Een uitgebreide bilaterale lymfadenectomie leidt niet tot een langere ziektevrije overleving (‘disease-free survival’, DFS) of algehele overleving (‘overall survival’, OS), maar juist wel tot een hogere perioperatieve morbiditeit en mortaliteit, in vergelijking met een standaard bilaterale lymfadenectomie bij patiënten met spierinvasieve blaaskanker.

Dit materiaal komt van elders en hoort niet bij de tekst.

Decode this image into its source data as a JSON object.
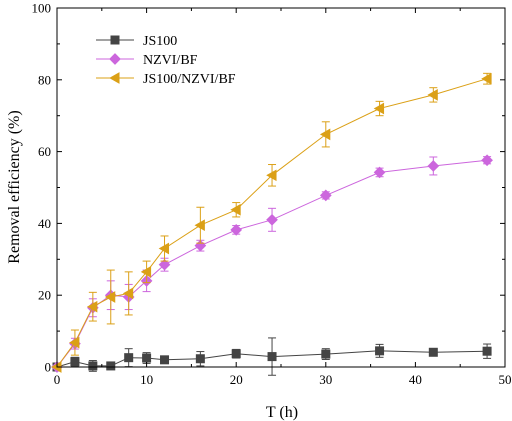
{
  "chart_data": {
    "type": "line",
    "xlabel": "T (h)",
    "ylabel": "Removal efficiency (%)",
    "xlim": [
      0,
      50
    ],
    "ylim": [
      0,
      100
    ],
    "xticks": [
      0,
      10,
      20,
      30,
      40,
      50
    ],
    "yticks": [
      0,
      20,
      40,
      60,
      80,
      100
    ],
    "xtick_labels": [
      "0",
      "10",
      "20",
      "30",
      "40",
      "50"
    ],
    "ytick_labels": [
      "0",
      "20",
      "40",
      "60",
      "80",
      "100"
    ],
    "grid": false,
    "legend_position": "top-left",
    "series": [
      {
        "name": "JS100",
        "color": "#444444",
        "marker": "square",
        "x": [
          0,
          2,
          4,
          6,
          8,
          10,
          12,
          16,
          20,
          24,
          30,
          36,
          42,
          48
        ],
        "y": [
          0,
          1.5,
          0.3,
          0.3,
          2.6,
          2.5,
          2.0,
          2.3,
          3.7,
          2.9,
          3.6,
          4.5,
          4.1,
          4.4
        ],
        "err": [
          0,
          1.2,
          1.5,
          0.5,
          2.5,
          1.5,
          0.8,
          2.0,
          1.2,
          5.2,
          1.5,
          1.8,
          0.8,
          2.0
        ]
      },
      {
        "name": "NZVI/BF",
        "color": "#cc66dd",
        "marker": "diamond",
        "x": [
          0,
          2,
          4,
          6,
          8,
          10,
          12,
          16,
          20,
          24,
          30,
          36,
          42,
          48
        ],
        "y": [
          0,
          6.5,
          16.5,
          20.0,
          19.5,
          24.0,
          28.5,
          33.8,
          38.2,
          41.0,
          47.8,
          54.2,
          56.0,
          57.6
        ],
        "err": [
          0,
          1.5,
          2.5,
          4.0,
          3.5,
          3.0,
          1.8,
          1.5,
          1.2,
          3.2,
          1.0,
          1.2,
          2.5,
          1.0
        ]
      },
      {
        "name": "JS100/NZVI/BF",
        "color": "#dba016",
        "marker": "triangle-left",
        "x": [
          0,
          2,
          4,
          6,
          8,
          10,
          12,
          16,
          20,
          24,
          30,
          36,
          42,
          48
        ],
        "y": [
          0,
          6.8,
          16.8,
          19.5,
          20.5,
          26.5,
          33.0,
          39.5,
          43.8,
          53.4,
          64.8,
          72.0,
          75.8,
          80.3
        ],
        "err": [
          0,
          3.5,
          4.0,
          7.5,
          6.0,
          3.0,
          3.5,
          5.0,
          2.0,
          3.0,
          3.5,
          2.0,
          2.0,
          1.5
        ]
      }
    ]
  }
}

Dit concluderen Seth Lerner (Baylor College of Medicine, Houston, VS) en collega-onderzoekers op basis van de resultaten van de SWOG S1011-studie.
In deze gerandomiseerde fase III-studie werden patiënten met spierinvasieve blaaskanker (stadium T2-T4a N0-2) tijdens de operatie gerandomiseerd tussen een uitgebreide of standaard bilaterale lymfadenectomie. Bij de uitgebreide lymfadenectomie werden de klieren langs de a. iliaca interna, a. iliaca externa en a. iliaca communis verwijderd, evenals de presacrale klieren en de klieren in de fossa van Marcille. Bij de standaard lymfadenectomie werden alleen de klieren langs de a. iliaca interna en a. iliaca externa verwijderd. De primaire uitkomstmaat was de DFS. Een van de secundaire uitkomstmaten was de OS. Ook de veiligheid van de chirurgische ingrepen werd beoordeeld.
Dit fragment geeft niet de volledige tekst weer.